Inspirational places



Lindisfarne Castle Garden

Her heart and interest were not in the large estates with sweeping parklands, but in the small domestic gardens of England which lie within the reach of so many garden lovers. She naturally liked doing big gardens - they paid better - and she was always hard up ... but it was to the struggling small gardener she appealed. 
                                                                                                          F.  Jekyll 'Gertrude Jekyll: a memoir'


View of Lindisfarne Castle Garden in September


‘Gertrude Jekyll is ranked with Capability Brown and Humphrey Repton as one of the greatest garden designers. Her writings exert a profound influence on design and the use of hardy plants. She was already well established when she met the architect Edward Lutyens in 1889, but it was not until 1899 that she met Edward Hudson who persuaded her to contribute to ‘Country Life’ which he owned. From 1900, Lutyens houses and Jekyll gardens were proclaimed through this magazine.

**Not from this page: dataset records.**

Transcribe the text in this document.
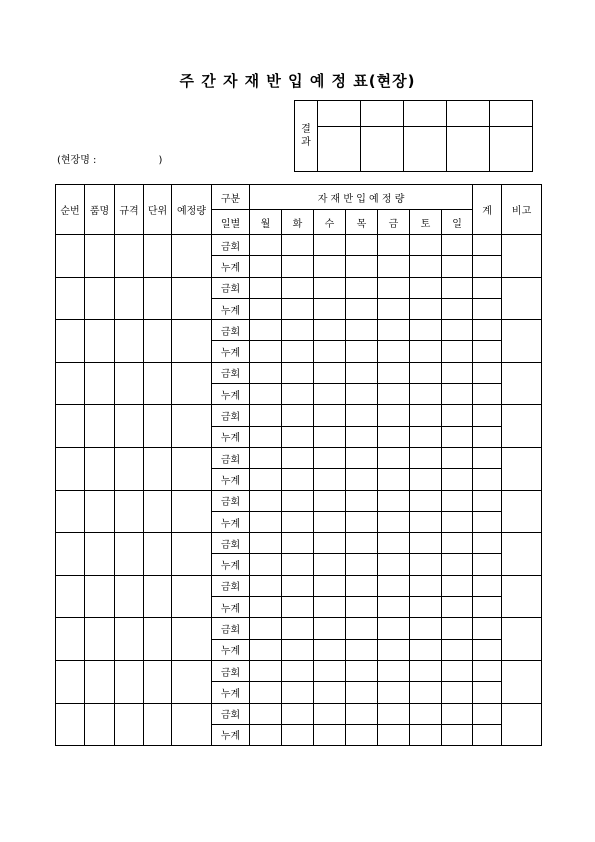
주 간 자 재 반 입 예 정 표(현장)
결
과					

(현장명 :	)
순번	품명	규격	단위	예정량	구분	자 재 반 입 예 정 량							계	비고
					일별	월	화	수	목	금	토	일		
					금회									
					누계									
					금회									
					누계									
					금회									
					누계									
					금회									
					누계									
					금회									
					누계									
					금회									
					누계									
					금회									
					누계									
					금회									
					누계									
					금회									
					누계									
					금회									
					누계									
					금회									
					누계									
					금회									
					누계									
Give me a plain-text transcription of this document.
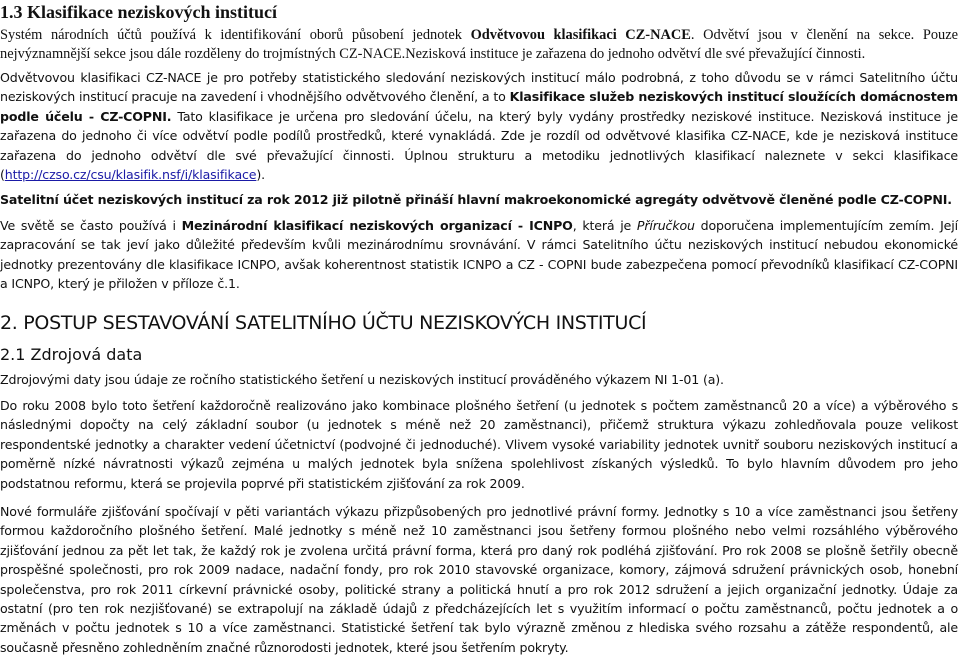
1.3 Klasifikace neziskových institucí

Systém národních účtů používá k identifikování oborů působení jednotek Odvětvovou klasifikaci CZ-NACE. Odvětví jsou v členění na sekce. Pouze nejvýznamnější sekce jsou dále rozděleny do trojmístných CZ-NACE.Nezisková instituce je zařazena do jednoho odvětví dle své převažující činnosti.

Odvětvovou klasifikaci CZ-NACE je pro potřeby statistického sledování neziskových institucí málo podrobná, z toho důvodu se v rámci Satelitního účtu neziskových institucí pracuje na zavedení i vhodnějšího odvětvového členění, a to Klasifikace služeb neziskových institucí sloužících domácnostem podle účelu - CZ-COPNI. Tato klasifikace je určena pro sledování účelu, na který byly vydány prostředky neziskové instituce. Nezisková instituce je zařazena do jednoho či více odvětví podle podílů prostředků, které vynakládá. Zde je rozdíl od odvětvové klasifika CZ-NACE, kde je nezisková instituce zařazena do jednoho odvětví dle své převažující činnosti. Úplnou strukturu a metodiku jednotlivých klasifikací naleznete v sekci klasifikace (http://czso.cz/csu/klasifik.nsf/i/klasifikace).

Satelitní účet neziskových institucí za rok 2012 již pilotně přináší hlavní makroekonomické agregáty odvětvově členěné podle CZ-COPNI.

Ve světě se často používá i Mezinárodní klasifikací neziskových organizací - ICNPO, která je Příručkou doporučena implementujícím zemím. Její zapracování se tak jeví jako důležité především kvůli mezinárodnímu srovnávání. V rámci Satelitního účtu neziskových institucí nebudou ekonomické jednotky prezentovány dle klasifikace ICNPO, avšak koherentnost statistik ICNPO a CZ - COPNI bude zabezpečena pomocí převodníků klasifikací CZ-COPNI a ICNPO, který je přiložen v příloze č.1.

2. POSTUP SESTAVOVÁNÍ SATELITNÍHO ÚČTU NEZISKOVÝCH INSTITUCÍ
2.1 Zdrojová data

Zdrojovými daty jsou údaje ze ročního statistického šetření u neziskových institucí prováděného výkazem NI 1-01 (a).

Do roku 2008 bylo toto šetření každoročně realizováno jako kombinace plošného šetření (u jednotek s počtem zaměstnanců 20 a více) a výběrového s následnými dopočty na celý základní soubor (u jednotek s méně než 20 zaměstnanci), přičemž struktura výkazu zohledňovala pouze velikost respondentské jednotky a charakter vedení účetnictví (podvojné či jednoduché). Vlivem vysoké variability jednotek uvnitř souboru neziskových institucí a poměrně nízké návratnosti výkazů zejména u malých jednotek byla snížena spolehlivost získaných výsledků. To bylo hlavním důvodem pro jeho podstatnou reformu, která se projevila poprvé při statistickém zjišťování za rok 2009.

Nové formuláře zjišťování spočívají v pěti variantách výkazu přizpůsobených pro jednotlivé právní formy. Jednotky s 10 a více zaměstnanci jsou šetřeny formou každoročního plošného šetření. Malé jednotky s méně než 10 zaměstnanci jsou šetřeny formou plošného nebo velmi rozsáhlého výběrového zjišťování jednou za pět let tak, že každý rok je zvolena určitá právní forma, která pro daný rok podléhá zjišťování. Pro rok 2008 se plošně šetřily obecně prospěšné společnosti, pro rok 2009 nadace, nadační fondy, pro rok 2010 stavovské organizace, komory, zájmová sdružení právnických osob, honební společenstva, pro rok 2011 církevní právnické osoby, politické strany a politická hnutí a pro rok 2012 sdružení a jejich organizační jednotky. Údaje za ostatní (pro ten rok nezjišťované) se extrapolují na základě údajů z předcházejících let s využitím informací o počtu zaměstnanců, počtu jednotek a o změnách v počtu jednotek s 10 a více zaměstnanci. Statistické šetření tak bylo výrazně změnou z hlediska svého rozsahu a zátěže respondentů, ale současně přesněno zohledněním značné různorodosti jednotek, které jsou šetřením pokryty.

Gertrude Jekyll stayed at Lindisfarne Castle in May and again in November 1906, having travelled by train in May with three shillings (15p) worth of bulls eyes, Edward Lutyens and a raven, Black Jack. While Lutyens spent much time constructing a cage for the raven, Gertrude explored the island, sketching and planting flowers in the rocks of Beblow Hill with the help of a boy from the village, Harry Walker, who was placed in a pannier basket with the plants and lowered from the windows of the castle.

Early morning sky over Holy Island

Edward Hudson wanted to develop the valley between the small walled garden and the castle as ‘a pretty water garden … that might attract a few birds … make a very good centre to the castle gardens’. The old walled castle gardens were to be a tennis and croquet lawn.

These grandiose plans came to nothing as the cost to restore and extend the castle escalated. By 1910, however, Edward Hudson was ready to establish a garden within the walls of the existing small walled garden. Edward Lutyens designed the paths and garden walls in January 1911and shortly afterwards Gertrude Jekyll added two planting plans: the first was for the initial year and comprised vegetables and annual flowers; the second was for a permanent planting of shrubs, herbaceous perennials and annuals with a single border set aside for vegetables.

The splendour of Lindisfarne Castle

In her planting plan, the western border is filled with Hybrid Tea and Bourbon roses and edged with sown mignonette. The long northern border contains a repetitive planting of drifts of mallows, hollyhocks, sunflowers, Japanese anemones, anchored with fuchsias and edged with godetias, santolina and salvias. The eastern border was devoted to vegetables and fruit trees were grown as espaliers on the wall. In the island beds, the planting was graded in height to mimic the line of the lowered south wall in which an entrance gate was placed and fronted by a semi-circular apron of beach pebbles set as chevrons.

The north-south axial line is reinforced by 280 grey-leaved stachys byzantina. To east and west the grey foliage gives way to the blues and whites of campanula, centaurea, chrysanthemum, papaver and delphiniums and terminates towards the back of the island beds in a scrambling mass of pink and lavender sweet peas. 

Edging of grey-leaved stachys surrounding colourful sedums


In 1921, Edward Hudson sold the castle to Oswald Falk and two years later Gertrude Jekyll redesigned the garden sending many plants from her nursery at Munstead Wood. The character of the garden changed with the addition of many irises, asters and peonies. It was maintained from 1911 – 1966 by the Lilburn Family.

In 2002 The National Trust was in a position to restore the garden back to Gertrude Jekyll’s 1911 planting plan. During the search for the plants on her plan, the trust learnt a great deal about Gertrude. They discovered that she was a pioneer, choosing many contemporary early twentieth century cultivars. Although generally there was success in the search for Jekyll’s choice, sadly many cultivars have been lost. Half the plants in her designs were hardy annuals which give a spectacular summer show and are a perfect selection for the blustery weather conditions on the island.’.
                                                                        
                                                                                     Michael and Rosanna Tooley 2007



Cloudy beach mid-afternoon on Holy Island


Five of us visited Holy Island mid-September and were inspired by the landscape and the serenity - especially once the rest of the tourists had left as the tide rolled in at 2.30pm - variously to begin a poem, to design the painting for the cover of a new novel, to consider ghostly happenings, to walk in the early morning and to capture glorious photographic images for future blogs.